His story, based on the novel by Masuji Ibuse, involves Yasuko, a young woman on the day the bomb falls. She suffers no obvious or visible effects from the blast, but like everyone in her village - across a wide bay from Hiroshima - she has been touched by fallout from the mushroom cloud.
And as time passes, the radiation poisoning ticks inside her like a time bomb.
Imamura's depiction of the day of the blast itself is sudden, graphic and unforgiving. It is an ordinary day in the isolated community where the story takes place, and then it becomes extraordinary as the sky fills with the light of a thousand suns. We see a railroad car literally blown apart by the force of the blast, and then there are shots of dazed survivors, wandering among the wreckage of a once-familiar world.
The immediate impulse of the Japanese in the aftermath of such a cataclysm, Imamura shows in his film, is to re-establish the rhythms and values of traditional life. By returning to old ways, the wound can be healed and even denied.
That process would assume that Yasuko, who is of the appropriate age, would find the right man and marry. Her family tries to help arrange this process. But it is not so simple, since eligible men do not want a bride who may be infected with the lingering after-effects of the fallout.
Yasuko's uncle produces a document that allegedly certifies that the young woman is healthy, but of course what was really known about fallout in those days? Prudent would-be grooms take no chances with a woman whose health may be suspect.
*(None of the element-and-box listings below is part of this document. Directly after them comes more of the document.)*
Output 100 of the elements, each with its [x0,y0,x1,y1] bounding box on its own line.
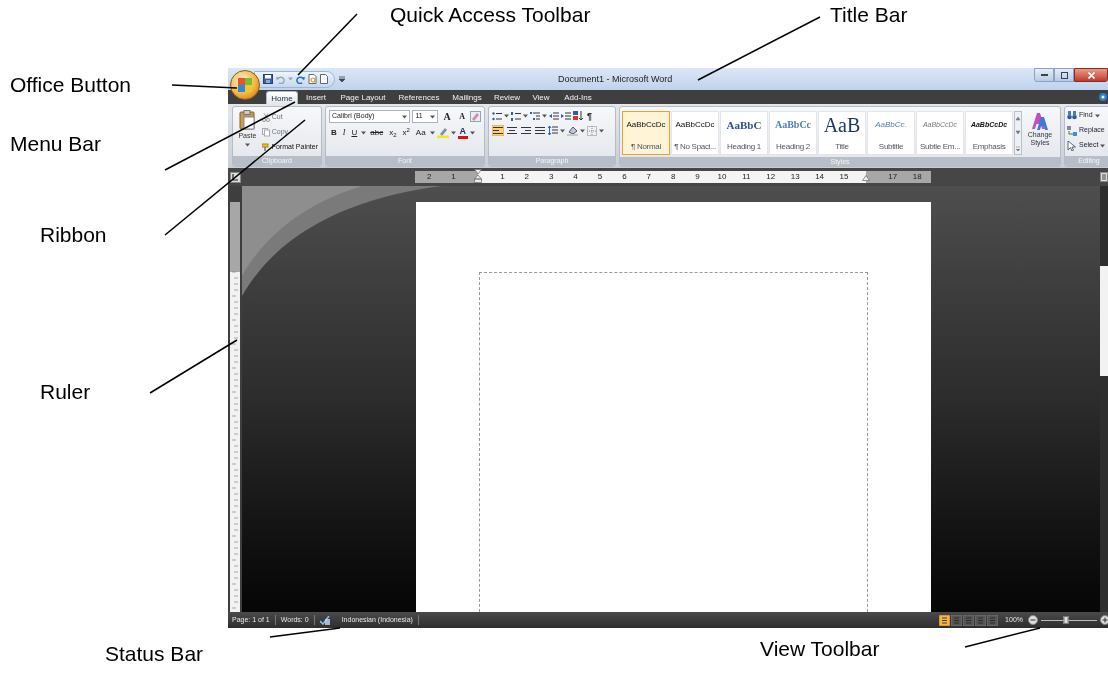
ruler-number: 4 [573,172,578,182]
zoom-slider[interactable] [1041,615,1097,625]
zoom-slider-thumb[interactable] [1063,616,1069,624]
minimize-button[interactable] [1034,68,1054,82]
view-ruler-icon[interactable] [1100,172,1108,182]
menu-tab[interactable]: Page Layout [334,91,392,104]
menu-tab[interactable]: Mailings [446,91,488,104]
caret-icon[interactable] [504,114,509,118]
justify-icon[interactable] [534,125,546,136]
align-center-icon[interactable] [506,125,518,136]
replace-icon [1067,125,1077,136]
style-item[interactable]: AaBbC Heading 1 [720,111,768,155]
caret-icon[interactable] [1094,113,1100,118]
shading-icon[interactable] [567,125,578,136]
callout-label: Title Bar [830,4,908,25]
proofing-icon[interactable] [319,615,330,625]
help-icon[interactable] [1099,93,1107,101]
draft-icon[interactable] [987,614,999,626]
callout-label: View Toolbar [760,638,880,659]
font-color-button[interactable]: A [457,126,468,139]
ruler-number: 6 [622,172,627,182]
style-item[interactable]: AaBbCc. Subtitle [867,111,915,155]
underline-button[interactable]: U [349,126,360,139]
italic-button[interactable]: I [340,126,348,139]
line-spacing-icon[interactable] [548,126,558,135]
style-item[interactable]: AaBbCcDc ¶ Normal [622,111,670,155]
caret-icon[interactable] [450,130,456,135]
caret-icon[interactable] [429,130,435,135]
leader-line [269,627,341,638]
align-right-icon[interactable] [520,125,532,136]
style-item[interactable]: AaBbCcDc ¶ No Spaci... [671,111,719,155]
customize-toolbar-icon[interactable] [339,76,345,82]
menu-tab[interactable]: Review [490,91,524,104]
web-layout-icon[interactable] [963,614,975,626]
caret-icon[interactable] [1100,143,1106,148]
zoom-in-icon[interactable] [1100,615,1108,625]
copy-icon [261,128,270,137]
ruler-number: 9 [695,172,700,182]
shrink-font-button[interactable]: A [456,110,468,123]
callout-label: Status Bar [105,643,204,664]
cursor-arrow-icon [1067,140,1077,151]
leader-line [171,84,238,89]
zoom-out-icon[interactable] [1028,615,1038,625]
redo-icon[interactable] [296,74,305,84]
gallery-scroll-icon[interactable] [1014,111,1022,155]
style-item[interactable]: AaB Title [818,111,866,155]
superscript-button[interactable]: x$^{2}$ [400,126,412,139]
tab-selector-icon[interactable] [230,171,241,183]
change-case-button[interactable]: Aa [413,126,428,139]
print-preview-icon[interactable] [308,74,317,84]
restore-icon [1060,71,1068,79]
vertical-scrollbar[interactable] [1100,186,1108,612]
caret-icon[interactable] [402,114,408,119]
leader-line [297,13,358,76]
highlighter-icon[interactable] [436,127,449,138]
show-formatting-marks-button[interactable]: ¶ [585,110,594,122]
subscript-button[interactable]: x$_{2}$ [387,126,399,139]
menu-tab[interactable]: References [394,91,444,104]
caret-icon[interactable] [580,128,585,133]
caret-icon[interactable] [244,142,250,147]
maximize-button[interactable] [1054,68,1074,82]
style-item[interactable]: AaBbCc Heading 2 [769,111,817,155]
clipboard-icon [239,110,256,130]
save-icon[interactable] [263,74,273,84]
menu-tab[interactable]: Home [266,91,298,104]
indent-marker-icon[interactable] [474,169,482,183]
office-logo-icon [237,77,253,93]
ruler-number: 12 [766,172,776,182]
caret-icon[interactable] [469,130,475,135]
caret-icon[interactable] [430,114,436,119]
sort-icon[interactable] [573,111,583,121]
caret-icon[interactable] [560,128,565,133]
decrease-indent-icon[interactable] [549,111,559,121]
ruler-number: 15 [839,172,849,182]
numbered-list-icon[interactable] [511,111,521,121]
new-document-icon[interactable] [320,74,328,84]
grow-font-button[interactable]: A [440,110,455,123]
print-layout-icon[interactable] [939,614,951,626]
right-indent-marker-icon[interactable] [862,175,870,181]
ruler-number: 7 [646,172,651,182]
increase-indent-icon[interactable] [561,111,571,121]
multilevel-list-icon[interactable] [530,111,540,121]
caret-icon[interactable] [542,114,547,118]
ruler-number: 13 [790,172,800,182]
caret-icon[interactable] [361,130,367,135]
outline-icon[interactable] [975,614,987,626]
callout-label: Ruler [40,381,91,402]
ruler-number: 2 [524,172,529,182]
close-button[interactable] [1074,68,1108,82]
align-left-icon[interactable] [492,125,504,136]
ruler-number: 14 [815,172,825,182]
caret-icon[interactable] [599,128,604,133]
bullet-list-icon[interactable] [492,111,502,121]
menu-tab[interactable]: Add-Ins [558,91,598,104]
menu-tab[interactable]: Insert [300,91,332,104]
caret-icon[interactable] [523,114,528,118]
menu-tab[interactable]: View [526,91,556,104]
strikethrough-button[interactable]: abc [368,126,386,139]
ruler-number: 10 [717,172,727,182]
bold-button[interactable]: B [329,126,339,139]
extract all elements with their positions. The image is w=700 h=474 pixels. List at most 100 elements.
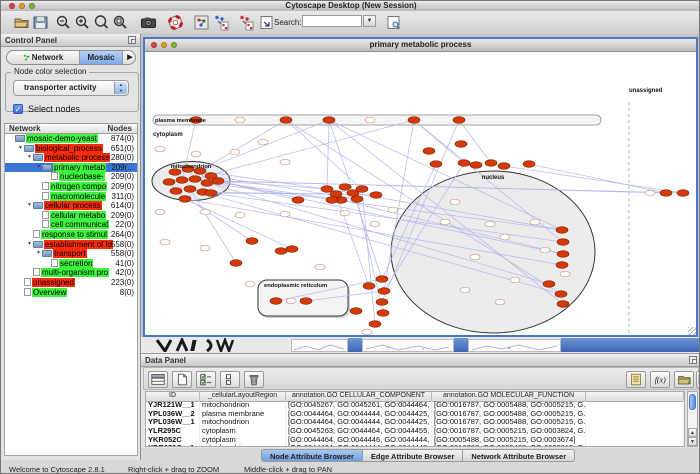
disclosure-triangle-icon[interactable]: ▼: [26, 153, 33, 163]
snapshot-camera-icon[interactable]: [140, 14, 157, 31]
network-node[interactable]: [660, 190, 672, 197]
network-view-icon[interactable]: [193, 14, 210, 31]
network-node[interactable]: [351, 196, 363, 203]
disclosure-triangle-icon[interactable]: ▼: [26, 201, 33, 211]
network-node[interactable]: [498, 163, 510, 170]
unselected-node[interactable]: [370, 221, 380, 227]
tab-node-attribute-browser[interactable]: Node Attribute Browser: [261, 449, 363, 462]
zoom-fit-icon[interactable]: [93, 14, 110, 31]
network-node[interactable]: [356, 186, 368, 193]
import-document-icon[interactable]: [258, 14, 275, 31]
table-row[interactable]: YPL036W__1mitochondrion[GO:0044464, GO:0…: [146, 418, 684, 427]
import-attributes-folder-icon[interactable]: [674, 371, 694, 388]
float-panel-icon[interactable]: [689, 356, 697, 364]
network-node[interactable]: [321, 186, 333, 193]
tree-item-establishment-of-lo[interactable]: ▼establishment of lo558(0): [5, 240, 137, 250]
network-node[interactable]: [280, 117, 292, 124]
unselected-node[interactable]: [155, 146, 165, 152]
network-node[interactable]: [300, 298, 312, 305]
tab-network-attribute-browser[interactable]: Network Attribute Browser: [463, 449, 575, 462]
table-vertical-scrollbar[interactable]: ▲ ▼: [687, 391, 698, 447]
disclosure-triangle-icon[interactable]: ▼: [26, 240, 33, 250]
save-icon[interactable]: [32, 14, 49, 31]
unselected-node[interactable]: [160, 239, 170, 245]
disclosure-triangle-icon[interactable]: ▼: [17, 144, 24, 154]
unselected-node[interactable]: [191, 151, 201, 157]
network-node[interactable]: [408, 117, 420, 124]
disclosure-triangle-icon[interactable]: ▼: [35, 163, 42, 173]
network-node[interactable]: [189, 176, 201, 183]
network-node[interactable]: [270, 298, 282, 305]
network-node[interactable]: [556, 227, 568, 234]
unselected-node[interactable]: [340, 210, 350, 216]
column-header-blank[interactable]: [586, 392, 684, 401]
unselected-node[interactable]: [560, 271, 570, 277]
network-node[interactable]: [170, 188, 182, 195]
tab-edge-attribute-browser[interactable]: Edge Attribute Browser: [363, 449, 463, 462]
unselected-node[interactable]: [485, 221, 495, 227]
network-node[interactable]: [163, 179, 175, 186]
unselected-node[interactable]: [388, 207, 398, 213]
network-edge[interactable]: [200, 120, 329, 171]
unselected-node[interactable]: [258, 139, 268, 145]
table-row[interactable]: YJR121W__1mitochondrion[GO:0045267, GO:0…: [146, 401, 684, 410]
network-node[interactable]: [330, 191, 342, 198]
unselected-node[interactable]: [365, 117, 375, 123]
disclosure-triangle-icon[interactable]: ▼: [35, 249, 42, 259]
network-node[interactable]: [555, 291, 567, 298]
tree-item-response-to-stimul[interactable]: response to stimul264(0): [5, 230, 137, 240]
search-dropdown-icon[interactable]: ▼: [363, 15, 376, 27]
network-node[interactable]: [453, 117, 465, 124]
network-node[interactable]: [339, 184, 351, 191]
column-header-annotation.GO MOLECULAR_FUNCTION[interactable]: annotation.GO MOLECULAR_FUNCTION: [432, 392, 586, 401]
unselected-node[interactable]: [440, 219, 450, 225]
zoom-selected-icon[interactable]: [112, 14, 129, 31]
unselected-node[interactable]: [500, 234, 510, 240]
network-node[interactable]: [523, 161, 535, 168]
column-header-_cellularLayoutRegion[interactable]: _cellularLayoutRegion: [200, 392, 286, 401]
zoom-out-icon[interactable]: [55, 14, 72, 31]
network-edge[interactable]: [362, 189, 375, 324]
network-node[interactable]: [430, 161, 442, 168]
network-node[interactable]: [275, 248, 287, 255]
unselected-node[interactable]: [280, 211, 290, 217]
tree-item-unassigned[interactable]: unassigned223(0): [5, 278, 137, 288]
scroll-down-icon[interactable]: ▼: [688, 437, 697, 446]
search-input[interactable]: [302, 15, 362, 27]
tree-item-metabolic-process[interactable]: ▼metabolic process280(0): [5, 153, 137, 163]
tab-mosaic[interactable]: Mosaic: [80, 51, 123, 64]
network-node[interactable]: [557, 301, 569, 308]
attribute-function-fx-icon[interactable]: f(x): [650, 371, 670, 388]
unselected-node[interactable]: [495, 299, 505, 305]
network-node[interactable]: [470, 162, 482, 169]
attribute-table[interactable]: ID_cellularLayoutRegionannotation.GO CEL…: [145, 391, 685, 447]
delete-attribute-trash-icon[interactable]: [244, 371, 264, 388]
network-edge[interactable]: [195, 120, 414, 179]
network-node[interactable]: [184, 186, 196, 193]
network-node[interactable]: [543, 281, 555, 288]
network-node[interactable]: [458, 160, 470, 167]
tree-item-biological-process[interactable]: ▼biological_process651(0): [5, 144, 137, 154]
network-node[interactable]: [176, 177, 188, 184]
unselected-node[interactable]: [510, 277, 520, 283]
network-edge[interactable]: [200, 120, 286, 171]
tree-item-cell-communicat[interactable]: cell communicat22(0): [5, 220, 137, 230]
column-header-ID[interactable]: ID: [146, 392, 200, 401]
table-row[interactable]: YPL036W__2plasma membrane[GO:0044464, GO…: [146, 410, 684, 419]
unselected-node[interactable]: [450, 199, 460, 205]
network-node[interactable]: [205, 190, 217, 197]
network-node[interactable]: [378, 288, 390, 295]
tree-item-primary-metab[interactable]: ▼primary metab209(...: [5, 163, 137, 173]
unselected-node[interactable]: [315, 264, 325, 270]
network-node[interactable]: [323, 117, 335, 124]
network-canvas[interactable]: plasma membranecytoplasmmitochondrionnuc…: [145, 52, 696, 335]
tab-network[interactable]: Network: [7, 51, 80, 64]
tree-item-cellular-process[interactable]: ▼cellular process614(0): [5, 201, 137, 211]
tree-item-overview[interactable]: Overview8(0): [5, 288, 137, 298]
tree-item-multi-organism-pro[interactable]: multi-organism pro42(0): [5, 268, 137, 278]
network-node[interactable]: [369, 321, 381, 328]
table-row[interactable]: YLR295Ccytoplasm[GO:0045263, GO:0044464,…: [146, 427, 684, 436]
tree-item-macromolecule[interactable]: macromolecule311(0): [5, 192, 137, 202]
new-attribute-page-icon[interactable]: [172, 371, 192, 388]
tree-item-nitrogen-compo[interactable]: nitrogen compo209(0): [5, 182, 137, 192]
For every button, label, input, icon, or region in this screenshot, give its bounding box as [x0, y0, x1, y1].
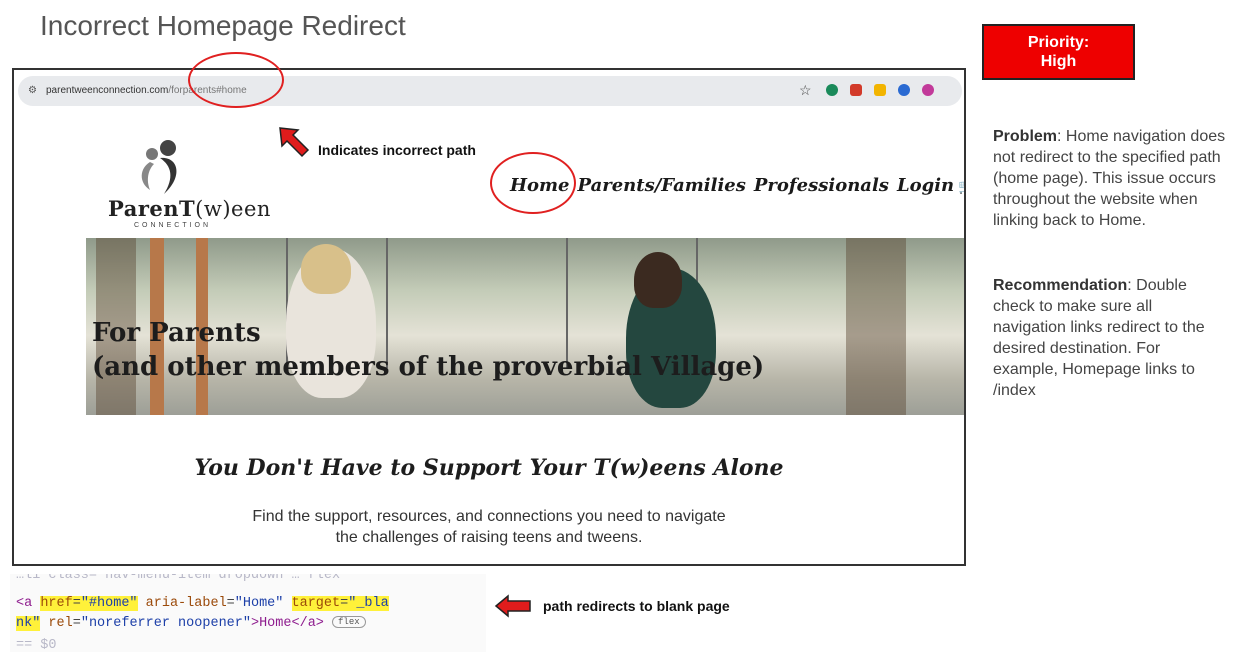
url-path-circle: [188, 52, 284, 108]
code-inner: >Home</a>: [250, 616, 324, 631]
priority-value: High: [1040, 53, 1077, 70]
description-line1: Find the support, resources, and connect…: [252, 508, 726, 525]
home-nav-circle: [490, 152, 576, 214]
code-aria-value: "Home": [234, 596, 284, 611]
nav-parents-families[interactable]: Parents/Families: [578, 175, 746, 196]
logo-word-rest: (w)een: [195, 197, 271, 221]
hero-title-line1: For Parents: [92, 318, 261, 348]
code-line-2[interactable]: nk" rel="noreferrer noopener">Home</a> f…: [16, 616, 366, 631]
code-target-value-a: "_bla: [348, 596, 389, 611]
problem-block: Problem: Home navigation does not redire…: [993, 126, 1229, 231]
priority-badge: Priority: High: [982, 24, 1135, 80]
url-domain: parentweenconnection.com: [46, 85, 169, 96]
hero-person-right-hair: [634, 252, 682, 308]
address-bar[interactable]: ⚙ parentweenconnection.com/forparents#ho…: [18, 76, 962, 106]
nav-login[interactable]: Login: [897, 175, 954, 196]
code-rel-value: "noreferrer noopener": [80, 616, 251, 631]
recommendation-block: Recommendation: Double check to make sur…: [993, 275, 1229, 401]
hero-banner: For Parents (and other members of the pr…: [86, 238, 964, 415]
site-info-icon[interactable]: ⚙: [28, 85, 40, 97]
hero-tree: [846, 238, 906, 415]
extension-icon-4[interactable]: [898, 84, 910, 96]
code-href-value: "#home": [80, 596, 138, 611]
code-open-tag: <a: [16, 596, 33, 611]
logo-word-bold: ParenT: [108, 196, 196, 221]
code-rel-attr: rel: [48, 616, 73, 631]
problem-label: Problem: [993, 128, 1058, 145]
site-nav: Home Parents/Families Professionals Logi…: [510, 175, 954, 196]
extension-icon-2[interactable]: [850, 84, 862, 96]
logo-wordmark[interactable]: ParenT(w)een: [108, 196, 271, 221]
arrow-up-left-icon: [279, 127, 310, 158]
slide-title: Incorrect Homepage Redirect: [40, 10, 406, 41]
recommendation-text: : Double check to make sure all navigati…: [993, 277, 1205, 399]
extension-icon-1[interactable]: [826, 84, 838, 96]
tagline: You Don't Have to Support Your T(w)eens …: [194, 455, 784, 481]
hero-title: For Parents (and other members of the pr…: [92, 316, 764, 384]
code-line-faded: …li class="nav-menu-item dropdown"… flex: [16, 574, 341, 583]
flex-badge[interactable]: flex: [332, 616, 366, 629]
incorrect-path-label: Indicates incorrect path: [318, 142, 476, 158]
nav-professionals[interactable]: Professionals: [754, 175, 889, 196]
extension-icon-3[interactable]: [874, 84, 886, 96]
notes-panel: Problem: Home navigation does not redire…: [993, 126, 1229, 445]
blank-page-label: path redirects to blank page: [543, 598, 730, 614]
hero-person-left-hair: [301, 244, 351, 294]
logo-subtitle: CONNECTION: [134, 222, 212, 229]
code-target-attr: target: [291, 596, 341, 611]
bookmark-star-icon[interactable]: ☆: [799, 82, 812, 99]
extension-icon-5[interactable]: [922, 84, 934, 96]
cart-icon[interactable]: 🛒: [958, 178, 964, 195]
recommendation-label: Recommendation: [993, 277, 1128, 294]
priority-label: Priority:: [1027, 34, 1090, 51]
logo-mark-icon[interactable]: [134, 138, 186, 196]
code-target-value-b: nk": [16, 616, 41, 631]
description: Find the support, resources, and connect…: [14, 506, 964, 548]
website-screenshot: ⚙ parentweenconnection.com/forparents#ho…: [12, 68, 966, 566]
arrow-left-icon: [494, 594, 531, 618]
code-line-1[interactable]: <a href="#home" aria-label="Home" target…: [16, 596, 389, 611]
description-line2: the challenges of raising teens and twee…: [335, 529, 643, 546]
hero-title-line2: (and other members of the proverbial Vil…: [92, 352, 765, 382]
code-href-attr: href: [40, 596, 73, 611]
code-line-last: == $0: [16, 638, 57, 652]
code-aria-attr: aria-label: [145, 596, 227, 611]
devtools-snippet: …li class="nav-menu-item dropdown"… flex…: [10, 574, 486, 652]
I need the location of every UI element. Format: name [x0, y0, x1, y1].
As Yasuko grows older and is still unmarried, she becomes an affront to her family and community; the area is still very much bound by traditional beliefs, including the one that women of such an age should not be single. She does have a suitor, a young man she loves, and who loves her, but he is not of the right class or background to be an appropriate husband. Yet this is a delicate matter: Does the fact of her radiation poisoning "devalue" her to such an extent that they are more equal in status? And how long can her aunt and uncle maintain the fiction that she was not harmed by the blast? Societies all over the world have sometimes blamed sick people for their illnesses; Susan Sontag's book "Illness as Metaphor" explores the ways in which we sometimes believe people get the diseases they deserve.